Я встала в шесть часов. Виднелась тьма во тьме: то тёмный день густел в редеющих темнотах. Проснулась я в слезах с Державиным в уме, в запутанных его и заспанных тенётах. То ль это мысль была невидимых светил и я поймала сон, ниспосланный кому-то? То ль Пушкин нас сводил, то ль сам он так шутил, то ль вспомнила о нем недальняя Калуга? Любовь к нему и грусть влекли меня с холма. Спешили петухи сообщничать иль спорить. Вставала в небесах Державину хвала, и целый день о нём мне предстояло помнить. Луне от ревнивца
Явилась, да не вся. Где пол твоей красы? Но ломаной твоей полушки полулунной ты мне не возвращай. Я — вор твоей казны, сокрывшийся в лесах меж Тулой и Калугой. Бессонницей моей тебя обобрала, всё золото твоё в сусеках схоронившей, и месяца ждала, чтоб клянчить серебра: всегда он подавал моей ладони нищей. Всё так. Но внове мне твой нынешний ущерб. Как потрепал тебя соперник мой подлунный! В апреля третий день за Паршино ушед, чьей далее была вселенскою подругой? У нас — село, у вас — селение своё. Поселена везде, ты выбирать свободна. Что вечности твоей ничтожность дня сего? Наскучив быть всегда, пришла побыть сегодня? Где шла твоя гульба в семнадцати ночах? Не вздумай отвечать, что — в мирозданье где-то. Я тоже в нём. Но в нём мой драгоценен час: нет времени вникать в расплывчатость ответа. Без помощи моей кто свёл тебя на нет? Не лги про тень земли, иль как там по науке. Я не учёна лгать и округлю твой свет, чтоб стала ты полней, чем знает полнолунье. Коль скоро у тебя другой какой-то есть влюбленный ротозей и воздыхатель пылкий — всё возверну тебе! Мне щедрости не счесть. Разгула моего будь скаредной копилкой. Коль страждешь — пей до дна черничный сок зрачка и приторность чернил, к тебе подобострастных. Покуда я за край растраты не зашла, востребуй бытия пленительный остаток. Не поскупись — бери питанье от ума, пославшего тебе свой животворный лучик. Исчадие моё, тебя, моя луна, какой наследный взор в дар от меня получит? Кто в небо поглядит и примет за луну измыслие моё, в нём не поняв нимало? Осыплет простака мгновенное «люблю!», которое в тебя всей жизнью врифмовала.

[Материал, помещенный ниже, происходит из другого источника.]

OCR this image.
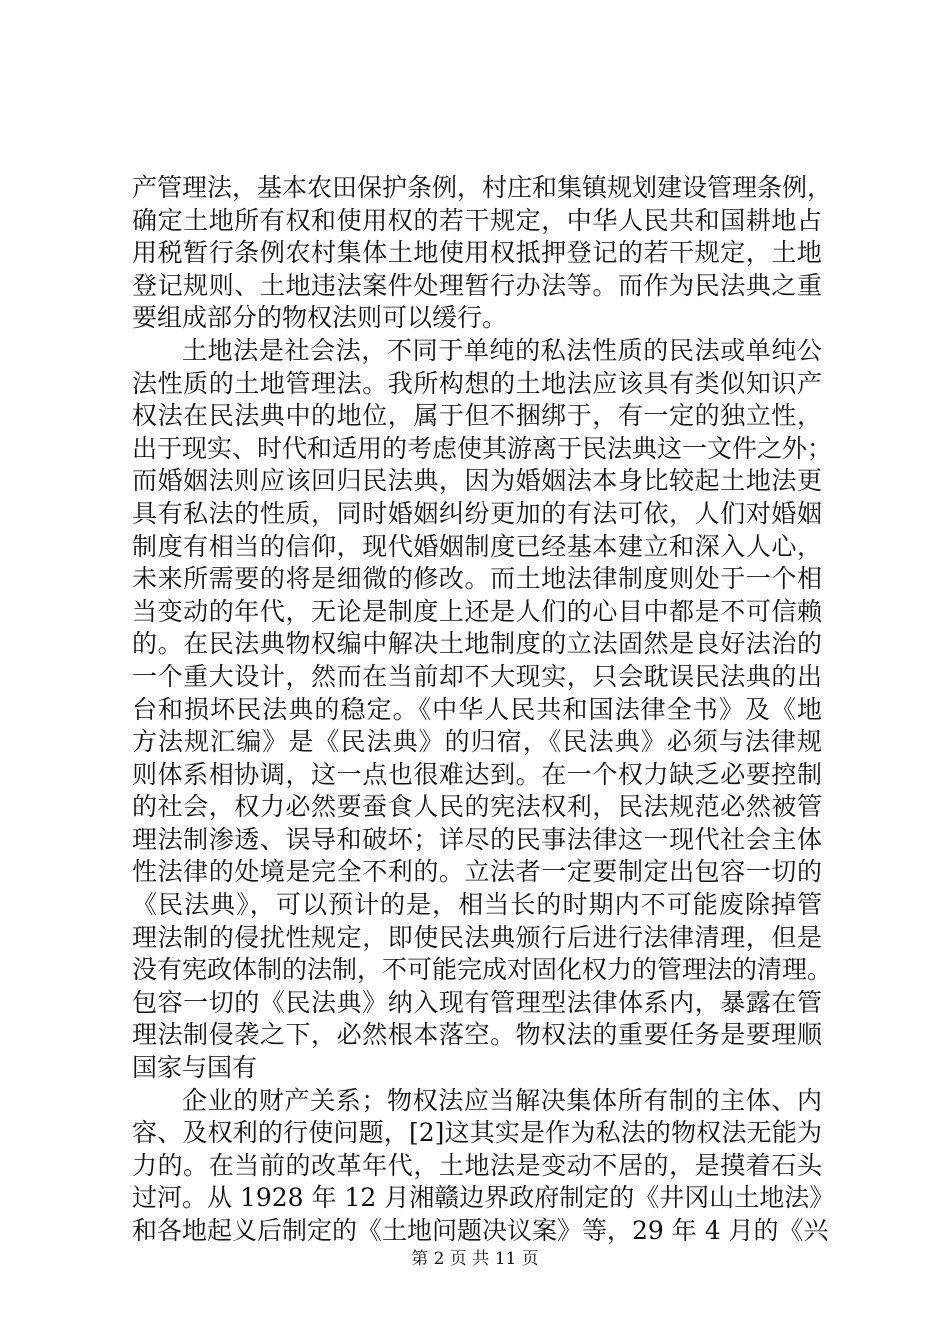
产管理法，基本农田保护条例，村庄和集镇规划建设管理条例，
确定土地所有权和使用权的若干规定，中华人民共和国耕地占
用税暂行条例农村集体土地使用权抵押登记的若干规定，土地
登记规则、土地违法案件处理暂行办法等。而作为民法典之重
要组成部分的物权法则可以缓行。
土地法是社会法，不同于单纯的私法性质的民法或单纯公
法性质的土地管理法。我所构想的土地法应该具有类似知识产
权法在民法典中的地位，属于但不捆绑于，有一定的独立性，
出于现实、时代和适用的考虑使其游离于民法典这一文件之外；
而婚姻法则应该回归民法典，因为婚姻法本身比较起土地法更
具有私法的性质，同时婚姻纠纷更加的有法可依，人们对婚姻
制度有相当的信仰，现代婚姻制度已经基本建立和深入人心，
未来所需要的将是细微的修改。而土地法律制度则处于一个相
当变动的年代，无论是制度上还是人们的心目中都是不可信赖
的。在民法典物权编中解决土地制度的立法固然是良好法治的
一个重大设计，然而在当前却不大现实，只会耽误民法典的出
台和损坏民法典的稳定。《中华人民共和国法律全书》及《地
方法规汇编》是《民法典》的归宿，《民法典》必须与法律规
则体系相协调，这一点也很难达到。在一个权力缺乏必要控制
的社会，权力必然要蚕食人民的宪法权利，民法规范必然被管
理法制渗透、误导和破坏；详尽的民事法律这一现代社会主体
性法律的处境是完全不利的。立法者一定要制定出包容一切的
《民法典》，可以预计的是，相当长的时期内不可能废除掉管
理法制的侵扰性规定，即使民法典颁行后进行法律清理，但是
没有宪政体制的法制，不可能完成对固化权力的管理法的清理。
包容一切的《民法典》纳入现有管理型法律体系内，暴露在管
理法制侵袭之下，必然根本落空。物权法的重要任务是要理顺
国家与国有
企业的财产关系；物权法应当解决集体所有制的主体、内
容、及权利的行使问题，[2]这其实是作为私法的物权法无能为
力的。在当前的改革年代，土地法是变动不居的，是摸着石头
过河。从 1928 年 12 月湘赣边界政府制定的《井冈山土地法》
和各地起义后制定的《土地问题决议案》等，29 年 4 月的《兴
第 2 页 共 11 页
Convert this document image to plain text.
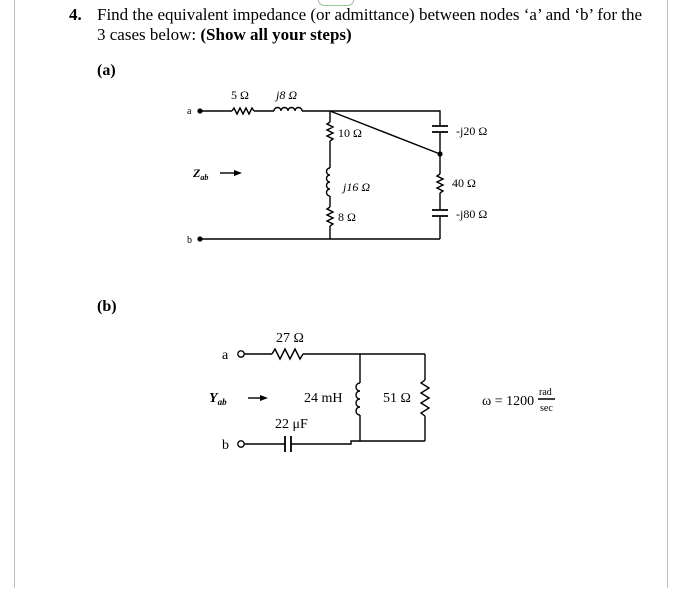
4. Find the equivalent impedance (or admittance) between nodes ‘a’ and ‘b’ for the
3 cases below: (Show all your steps)
(a)
(b)
a
5 Ω j8 Ω
-j20 Ω
10 Ω
j16 Ω
8 Ω
40 Ω
-j80 Ω
b
$Z_{ab}$
a
27 Ω
24 mH	51 Ω
b
22 μF
$Y_{ab}$	ω = 1200
rad
sec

Заранее смешно, что смертному зрачку дано через века разиню огорошить. Не для того ль тебя я рыщу и — ращу, как непомерный плод тщеславный огородник? Когда найду, что ты невиданно кругла, — за Паршино сошлю, в небесный свод заочный, и ввысь не посмотрю из моего угла. Прощай, моя луна! Будь вечной и всеобщей. И веки притворю, чтобы никто не знал о силе глаз, луну, словно слезу, исторгших. Мой бесконечный взгляд всё будет течь назад, на землю, где давно иссяк его источник. Пашка
Пять лет. Изнежен. Столько же запуган. Конфетами отравлен. Одинок. То зацелуют, то задвинут в угол. Побьют. Потом всплакнут: прости, сынок. Учен вину. Пьют: мамка, мамкин Дядя и бабкин Дядя — Жоржик-истопник. — А это что? — спросил, на книгу глядя. Был очарован: он не видел книг. Впадает бабка то в болезнь, то в лихость. Она, пожалуй, крепче прочих пьёт. В Калуге мы, но вскрикивает Липецк из недр её, коль песню запоёт. Играть здесь не с кем. Разве лишь со мною. Кромешность пряток. Лампа ждёт меня. Но что мне делать? Слушай: «Буря мглою…» Теперь садись. Пиши: эМ — А — эМ — А. Зачем всё это? Правильно ли? Надо ль? И так над Пашкой — небо, буря, мгла. Но как доверчив Пашка, как понятлив. Как грустно пишет он: эМ — А — эМ — А. Так мы сидим вдвоём на белом свете. Я — с чёрной тайной сердца и ума. О, для стихов покинутые дети! Нет мочи прочитать: эМ — А — эМ — А. Так утекают дни, с небес роняя разнообразье еженощных лун. Диковинная речь, ему родная, пленяет и меняет Пашкин ум. Меня повсюду Пашка ждёт и рыщет. И кличет Белкой, хоть ни разу он не виделся с моею тёзкой рыжей: здесь род её прилежно истреблён. Как, впрочем, все собаки. Добрый Пашка не раз оплакал лютую их смерть. Вообще, наш люд настроен рукопашно, хоть и живёт смиренных далей средь. Вчера: писала. Лишь заслышав «Белка!», я резво, как одноименный зверь, своей проворной подлости робея, со стула — прыг и спряталась за дверь. Значенье пряток сразу же постигший, я этот взгляд воспомню в крайний час. В щель поместился старший и простивший, скорбь всех детей вобравший Пашкин глаз. Пустился Пашка в горький путь обратный. Вослед ему всё воинство ушло. Шли: ямб, хорей, анапест, амфибрахий и с ними дактиль. Что там есть ещё?